Most guys feel like they are the only person in the world to struggle with sexual issues. Finding a group of guys that share the same struggle and the acceptance of the group is a huge relief. You will most likely find that after a few weeks you will want to go to group.

Do I have to talk about my stuff?

No. Talking is optional and some weeks you will hear people say “pass”. You will find that discussing the group topic for the night and “getting current” are very helpful to your long term progress.

How long does the group meet?

One to one and a half hours each week.

Does it cost anything?

Nope! There are no dues or fees but the group is self supporting. There is an opportunity to give voluntarily at each meting.

Do I have to tell my wife?

No, but it is helpful. Typically, if a married man is looking for this group his wife already knows. You will find that as you heal that there is a great sense of freedom that comes with those significant people in our lives knowing that you have this struggle. This freedom helps bring healing in your life, heart and in your relationships.

Where are groups?

We don’t publish a list of groups and their locations for confidentiality reasons. Please give one of the contacts a call and they can help you find a group or groups that work for your schedule.

Why for men only?

Some men have issues with affairs and acting out with others. It is best and wise to keep men and women separate. Unfortunatly, we do not know of any groups for women dealing with sexual issues. If you know of any or find one please let us know by emailing us here. webmaster@faithfulandtruewichita.org

Can I send my husband?

No. He needs to want to go. The bad news is that no wife, girlfriend, mother or friend can make someone get better. The best thing you can do is to tell them about the group, ask that they go and then sit back and allow the Holy Spirit to convict him.

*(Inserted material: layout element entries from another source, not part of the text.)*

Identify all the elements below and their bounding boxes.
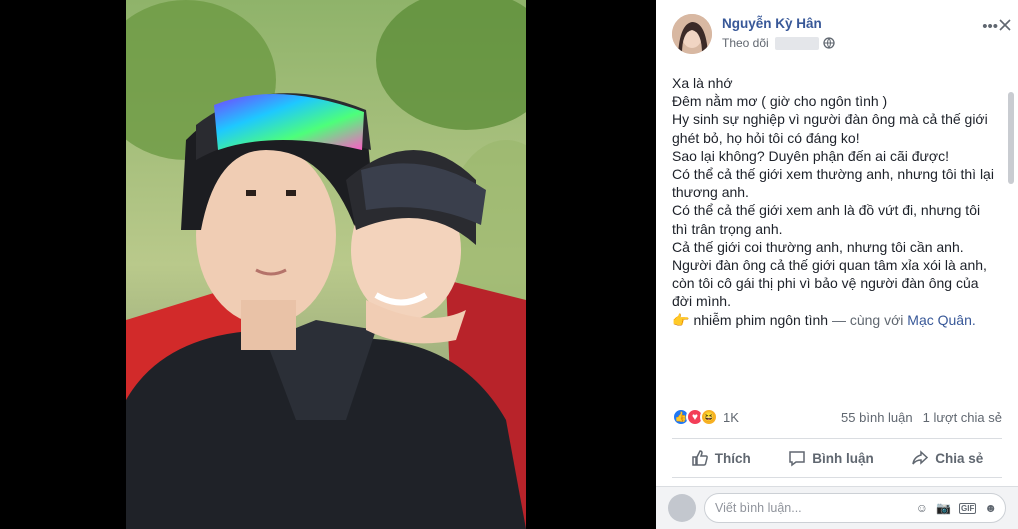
share-count[interactable]: 1 lượt chia sẻ: [923, 410, 1002, 425]
comment-label: Bình luận: [812, 450, 874, 466]
timestamp-blurred: [774, 36, 819, 50]
post-line: Sao lại không? Duyên phận đến ai cãi đượ…: [672, 147, 949, 164]
post-author: Nguyễn Kỳ Hân Theo dõi: [672, 14, 835, 54]
post-line: Cả thế giới coi thường anh, nhưng tôi cầ…: [672, 238, 964, 255]
haha-reaction-icon: 😆: [700, 408, 718, 426]
scroll-thumb[interactable]: [1008, 92, 1014, 184]
post-actions: Thích Bình luận Chia sẻ: [672, 438, 1002, 478]
more-icon[interactable]: •••: [982, 18, 998, 35]
like-icon: [691, 450, 708, 466]
avatar-image: [672, 14, 712, 54]
photo-viewer: Nguyễn Kỳ Hân Theo dõi ••• Xa là nhớ Đêm…: [0, 0, 1018, 529]
post-line: Người đàn ông cả thế giới quan tâm xỉa x…: [672, 257, 987, 310]
like-label: Thích: [714, 450, 751, 466]
reaction-summary: 👍 ♥ 😆 1K 55 bình luận 1 lượt chia sẻ: [672, 408, 1002, 426]
with-text: — cùng với: [831, 311, 904, 328]
close-icon[interactable]: [998, 18, 1012, 32]
pointing-hand-icon: 👉: [672, 311, 690, 328]
author-name[interactable]: Nguyễn Kỳ Hân: [722, 16, 835, 31]
photo-backdrop: [0, 0, 656, 529]
post-side-panel: Nguyễn Kỳ Hân Theo dõi ••• Xa là nhớ Đêm…: [656, 0, 1018, 529]
post-line: Có thể cả thế giới xem anh là đồ vứt đi,…: [672, 202, 981, 237]
selfie-photo-illustration: [126, 0, 526, 529]
comment-icon: [789, 451, 805, 467]
follow-link[interactable]: Theo dõi: [722, 36, 769, 50]
post-line: Hy sinh sự nghiệp vì người đàn ông mà cả…: [672, 111, 988, 146]
post-line: Có thể cả thế giới xem thường anh, nhưng…: [672, 166, 994, 201]
panel-scrollbar[interactable]: [1008, 32, 1016, 492]
share-button[interactable]: Chia sẻ: [911, 449, 983, 467]
share-icon: [912, 450, 929, 465]
globe-icon: [823, 37, 835, 49]
reaction-count[interactable]: 1K: [723, 410, 739, 425]
feeling-text: nhiễm phim ngôn tình: [693, 311, 829, 328]
gif-icon[interactable]: GIF: [959, 502, 977, 514]
comment-composer: Viết bình luận... ☺ 📷 GIF ☻: [656, 486, 1018, 529]
post-line: Xa là nhớ: [672, 75, 733, 91]
comment-input[interactable]: Viết bình luận... ☺ 📷 GIF ☻: [704, 493, 1006, 523]
comment-count[interactable]: 55 bình luận: [841, 410, 913, 425]
reaction-icons[interactable]: 👍 ♥ 😆: [672, 408, 718, 426]
viewer-avatar: [668, 494, 696, 522]
comment-placeholder: Viết bình luận...: [715, 501, 802, 515]
post-line: Đêm nằm mơ ( giờ cho ngôn tình ): [672, 93, 888, 110]
comment-button[interactable]: Bình luận: [788, 449, 874, 467]
feeling-line: 👉 nhiễm phim ngôn tình — cùng với Mạc Qu…: [672, 311, 994, 329]
emoji-icon[interactable]: ☺: [916, 501, 928, 515]
like-button[interactable]: Thích: [691, 449, 751, 467]
share-label: Chia sẻ: [935, 450, 984, 466]
camera-icon[interactable]: 📷: [936, 501, 951, 515]
tagged-person-link[interactable]: Mạc Quân.: [907, 311, 975, 329]
author-avatar[interactable]: [672, 14, 712, 54]
post-photo[interactable]: [126, 0, 526, 529]
sticker-icon[interactable]: ☻: [984, 501, 997, 515]
post-body: Xa là nhớ Đêm nằm mơ ( giờ cho ngôn tình…: [672, 74, 994, 329]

I am a pastor, will I get “outted” if I show up?

No. This is a confidential group. It is strictly prohibited for a member to disclose to anybody outside the group who they saw at the group that night. Ever! Sexual addiction does not respect job title, pay range, social status, marital status, intelligence or any other group. It is an equal opportunity problem. There are people from all walks of life involved.

Are there age limits?

No. I have personally seen people from 18 – 69 years old at groups.

What are the benefits of attending?

The benefits include learning that you are not alone. Meeting other men that share your beliefs and your struggles. Feeling loved and accepted unconditionally – possibly for the first time ever. F&T meetings can be a part of a larger program that may include a good counselor, some heart work and an accountability partner. The greater benefits include being sexually sober. Living at peach with yourself and those around you. Learning to be truly close and intimate with your wife. Never worrying again about if you have covered your racks. Living honestly. Living at peach with God. It’s worth it.